Port Dover blood donors roll up their sleeves

By Monte Sonnenberg, Simcoe Reformer

After some disappointing results in recent months in Port Dover, Canadian Blood Services was pleased with the turnout at a clinic Friday at St. Paul’s Anglican Church. Norfolk Mayor Charlie Luke was among those answering the call for new donors. At left is CBS’s Tammy Solman of Hamilton, the charge nurse at Friday’s clinic. MONTE SONNENBERG / SIMCOE REFORMER

After some disappointing results in recent months in Port Dover, Canadian Blood Services was pleased with the turnout at a clinic Friday at St. Paul’s Anglican Church. Norfolk Mayor Charlie Luke was among those answering the call for new donors. At left is CBS’s Tammy Solman of Hamilton, the charge nurse at Friday’s clinic. MONTE SONNENBERG / SIMCOE REFORMER

PORT DOVER - 

Canadian Blood Services is feeling better about the situation in Port Dover following a well-attended donor clinic on Friday.

CBS fell short of its objectives at the last two clinics in Port Dover. Fearing a trend, CBS asked Norfolk Mayor Charlie Luke to help raise awareness, which he did at a recent council meeting.

Luke took it one step further by rolling up his sleeve Friday and donating his first unit in 20 years. With others renewing their commitment to saving lives, the Port Dover clinic was well on its way to meeting its target within the first hour.

“It’s painless, and it only takes about an hour of your time,” Luke said. “It’s the right thing to do.

“You do not know what your gift of life might do. It could save someone’s life. It’s an easy way to do something for someone else. I intend to do this every 56 days – get in the habit.”

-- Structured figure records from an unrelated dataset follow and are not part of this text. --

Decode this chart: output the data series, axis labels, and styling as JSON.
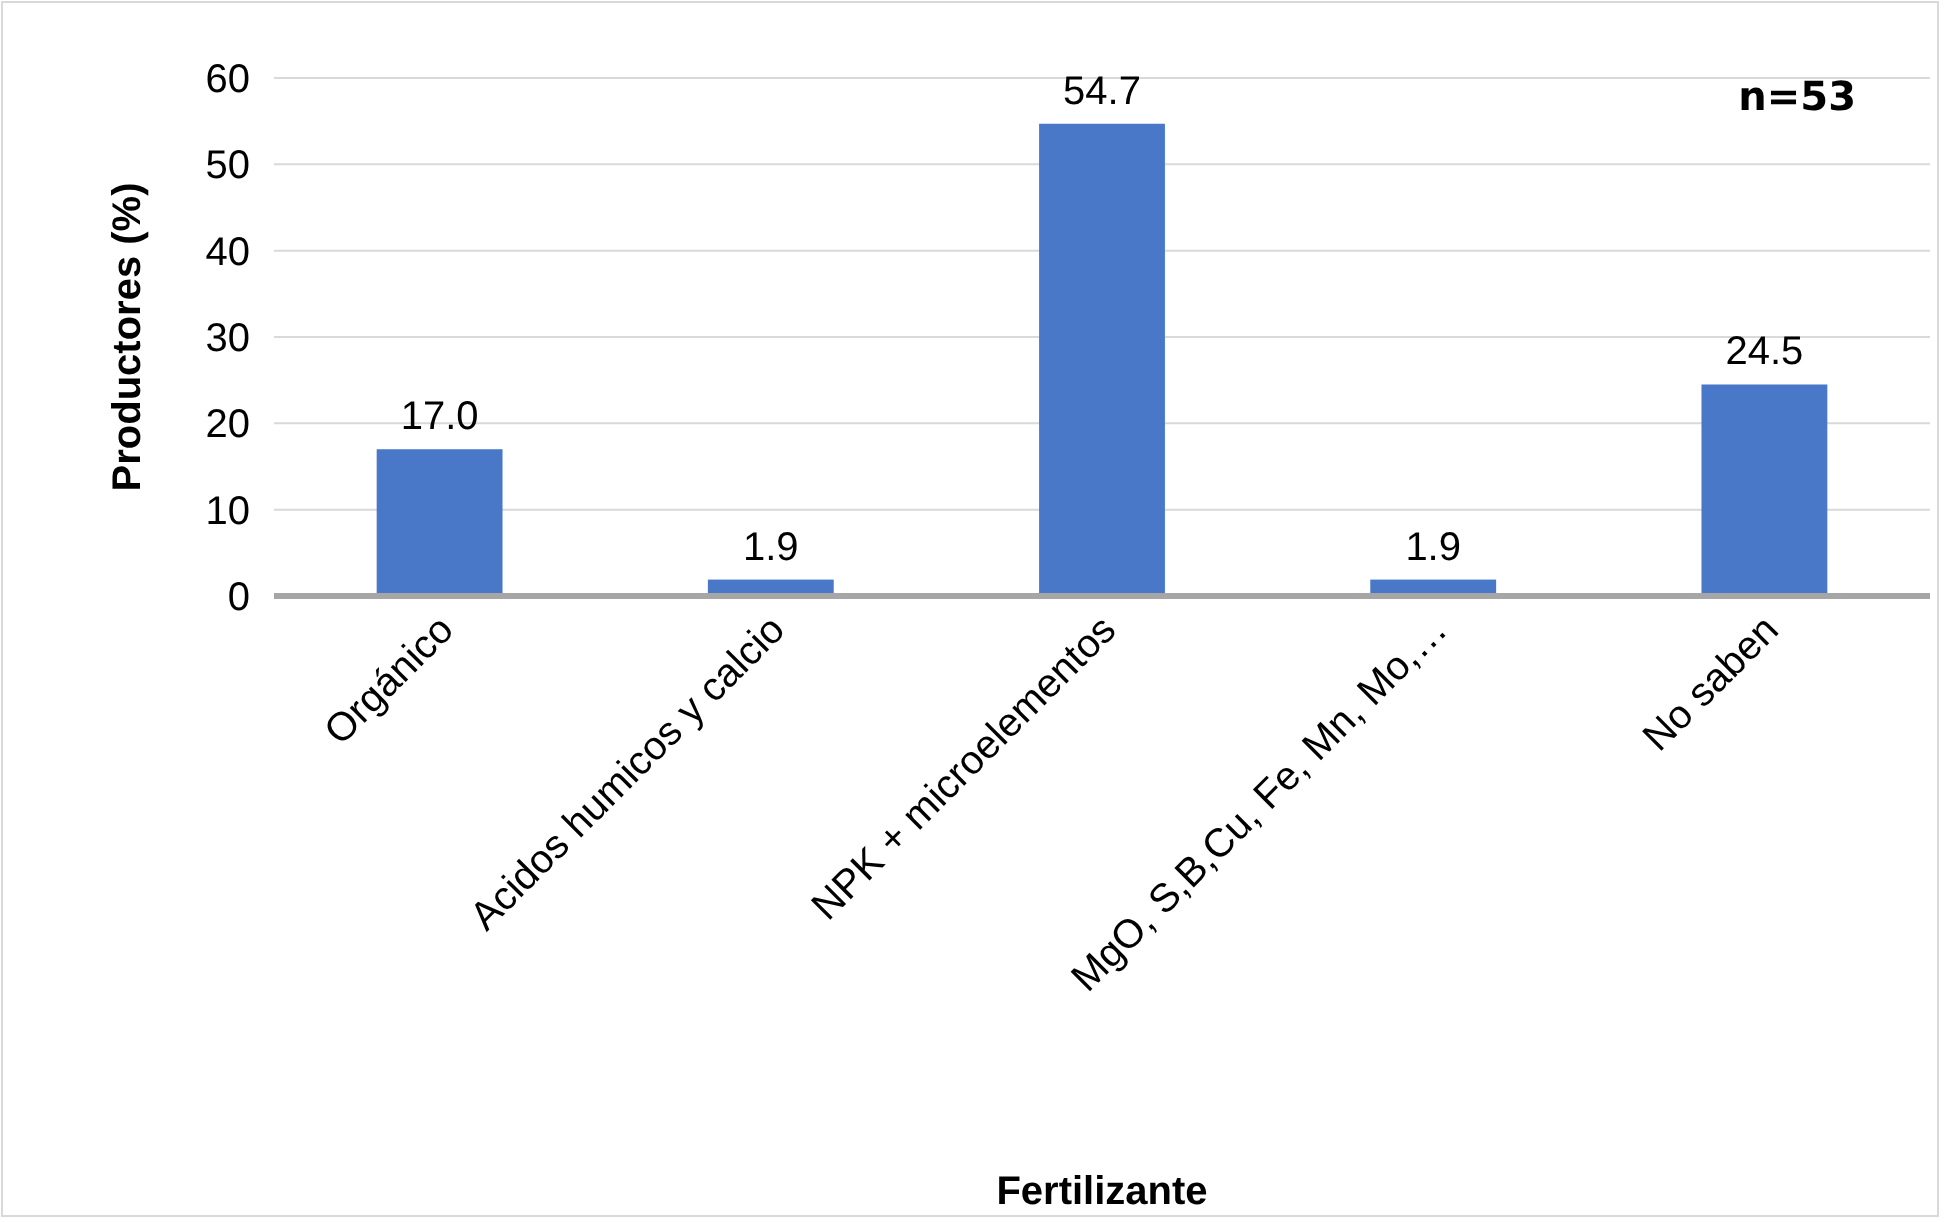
{
  "chart_data": {
    "type": "bar",
    "xlabel": "Fertilizante",
    "ylabel": "Productores (%)",
    "annotations": [
      "n=53"
    ],
    "categories": [
      "Orgánico",
      "Acidos humicos y calcio",
      "NPK + microelementos",
      "MgO, S,B,Cu, Fe, Mn, Mo,…",
      "No saben"
    ],
    "values": [
      17.0,
      1.9,
      54.7,
      1.9,
      24.5
    ],
    "value_labels": [
      "17.0",
      "1.9",
      "54.7",
      "1.9",
      "24.5"
    ],
    "color": "#4a78c8",
    "ylim": [
      0,
      60
    ],
    "yticks": [
      0,
      10,
      20,
      30,
      40,
      50,
      60
    ],
    "grid": "y"
  }
}
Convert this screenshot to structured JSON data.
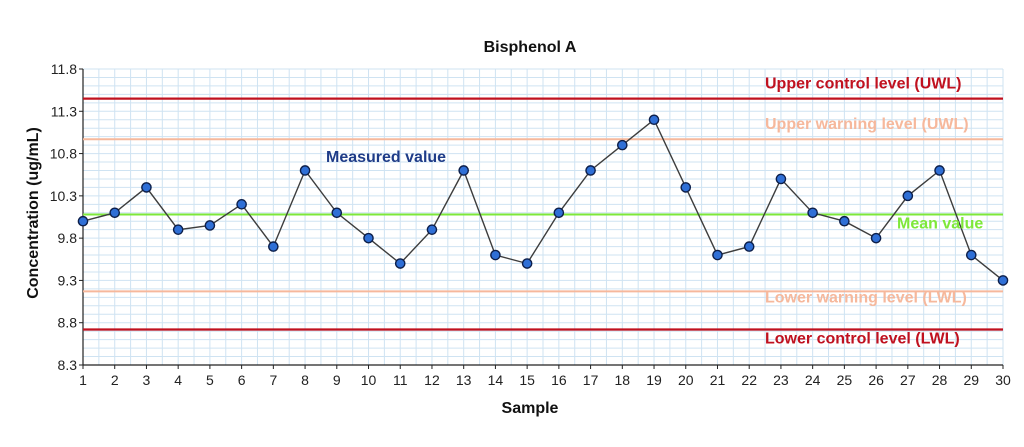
{
  "chart_data": {
    "type": "line",
    "title": "Bisphenol A",
    "xlabel": "Sample",
    "ylabel": "Concentration (ug/mL)",
    "ylim": [
      8.3,
      11.8
    ],
    "yticks": [
      "8.3",
      "8.8",
      "9.3",
      "9.8",
      "10.3",
      "10.8",
      "11.3",
      "11.8"
    ],
    "xlim": [
      1,
      30
    ],
    "grid": true,
    "x": [
      1,
      2,
      3,
      4,
      5,
      6,
      7,
      8,
      9,
      10,
      11,
      12,
      13,
      14,
      15,
      16,
      17,
      18,
      19,
      20,
      21,
      22,
      23,
      24,
      25,
      26,
      27,
      28,
      29,
      30
    ],
    "series": [
      {
        "name": "Measured value",
        "values": [
          10.0,
          10.1,
          10.4,
          9.9,
          9.95,
          10.2,
          9.7,
          10.6,
          10.1,
          9.8,
          9.5,
          9.9,
          10.6,
          9.6,
          9.5,
          10.1,
          10.6,
          10.9,
          11.2,
          10.4,
          9.6,
          9.7,
          10.5,
          10.1,
          10.0,
          9.8,
          10.3,
          10.6,
          9.6,
          9.3
        ]
      }
    ],
    "reference_lines": [
      {
        "name": "upper-control",
        "label": "Upper control level (UWL)",
        "value": 11.45,
        "color": "#c0111f"
      },
      {
        "name": "upper-warning",
        "label": "Upper warning level (UWL)",
        "value": 10.97,
        "color": "#f6b89c"
      },
      {
        "name": "mean",
        "label": "Mean value",
        "value": 10.08,
        "color": "#7ee83a"
      },
      {
        "name": "lower-warning",
        "label": "Lower warning level (LWL)",
        "value": 9.17,
        "color": "#f6b89c"
      },
      {
        "name": "lower-control",
        "label": "Lower control level (LWL)",
        "value": 8.72,
        "color": "#c0111f"
      }
    ],
    "annotations": [
      {
        "text": "Measured value",
        "color": "#1f3c88"
      }
    ]
  },
  "colors": {
    "grid": "#cfe3f2",
    "line": "#3d3d3d",
    "marker_fill": "#2f6fd6",
    "marker_stroke": "#0d1f4a",
    "axis": "#222222"
  }
}
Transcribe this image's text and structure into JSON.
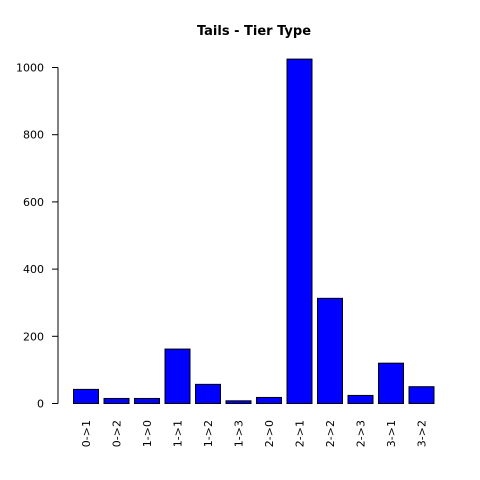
{
  "chart_data": {
    "type": "bar",
    "title": "Tails - Tier Type",
    "xlabel": "",
    "ylabel": "",
    "categories": [
      "0->1",
      "0->2",
      "1->0",
      "1->1",
      "1->2",
      "1->3",
      "2->0",
      "2->1",
      "2->2",
      "2->3",
      "3->1",
      "3->2"
    ],
    "values": [
      42,
      15,
      15,
      162,
      57,
      8,
      18,
      1025,
      313,
      24,
      120,
      50
    ],
    "ylim": [
      0,
      1000
    ],
    "yticks": [
      0,
      200,
      400,
      600,
      800,
      1000
    ],
    "grid": false,
    "legend": "none",
    "bar_color": "#0000FF",
    "bar_outline": "#000000"
  }
}
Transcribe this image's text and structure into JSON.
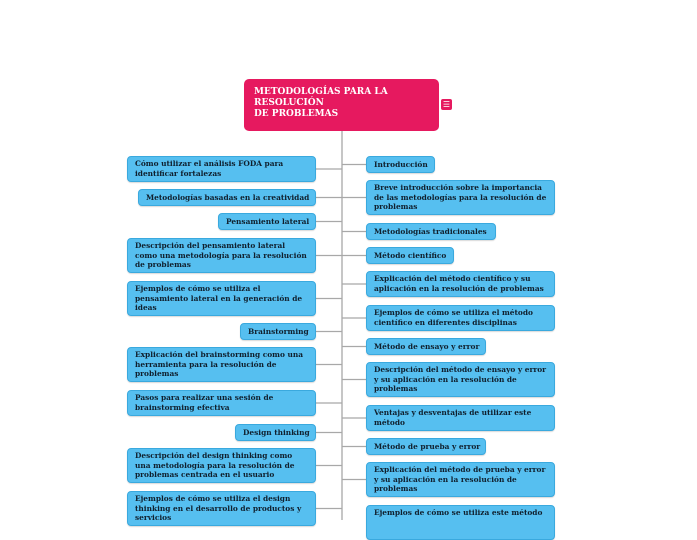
{
  "title": {
    "line1": "METODOLOGÍAS PARA LA",
    "line2": "RESOLUCIÓN",
    "line3": "DE PROBLEMAS",
    "menu_icon": "hamburger-menu-icon"
  },
  "colors": {
    "title_bg": "#e6195f",
    "node_bg": "#56bff0",
    "connector": "#a8a8a8"
  },
  "left_nodes": [
    "Cómo utilizar el análisis FODA para identificar fortalezas",
    "Metodologías basadas en la creatividad",
    "Pensamiento lateral",
    "Descripción del pensamiento lateral como una metodología para la resolución de problemas",
    "Ejemplos de cómo se utiliza el pensamiento lateral en la generación de ideas",
    "Brainstorming",
    "Explicación del brainstorming como una herramienta para la resolución de problemas",
    "Pasos para realizar una sesión de brainstorming efectiva",
    "Design thinking",
    "Descripción del design thinking como una metodología para la resolución de problemas centrada en el usuario",
    "Ejemplos de cómo se utiliza el design thinking en el desarrollo de productos y servicios"
  ],
  "right_nodes": [
    "Introducción",
    "Breve introducción sobre la importancia de las metodologías para la resolución de problemas",
    "Metodologías tradicionales",
    "Método científico",
    "Explicación del método científico y su aplicación en la resolución de problemas",
    "Ejemplos de cómo se utiliza el método científico en diferentes disciplinas",
    "Método de ensayo y error",
    "Descripción del método de ensayo y error y su aplicación en la resolución de problemas",
    "Ventajas y desventajas de utilizar este método",
    "Método de prueba y error",
    "Explicación del método de prueba y error y su aplicación en la resolución de problemas",
    "Ejemplos de cómo se utiliza este método"
  ]
}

Canadian Blood Services will terminate clinics if the payoff isn’t worth the resources needed to collect blood. Until recently, there were regular clinics in Delhi. However, regular donors in the Delhi area have been re-routed to clinics in Tillsonburg, Norwich and Simcoe.

It looked this spring as if Port Dover was heading down the same path. CBS was aiming for 72 units at the April 21 clinic but collected only 41. The objective June 19 again was 72 units but only 63 were collected. That’s when CBS contacted the mayor.

Word seems to have got around. Friday’s clinic was still underway at press time. However, the fact CBS processed 30 donors in the first hour left everyone confident the objective would be met if not exceeded.

“The issue here is awareness,” says Erica Hung, CBS territory manager for Hamilton, Norfolk and Haldimand. “We need new donors and we need our regular donors.

“I am not concerned at this point about donations in Port Dover. The community is not being targeted.”

The average unit of blood has a shelf life of about 42 days but tends to be used sooner. A badly lacerated crash victim will need 50 or more units. Those battling leukemia will go through eight units a week.

CBS asks regular male donors to wait 56 days between donations. The corresponding figure for women is 84 days.

The final two clinics in Port Dover this year will be held Oct. 20 and Dec. 22.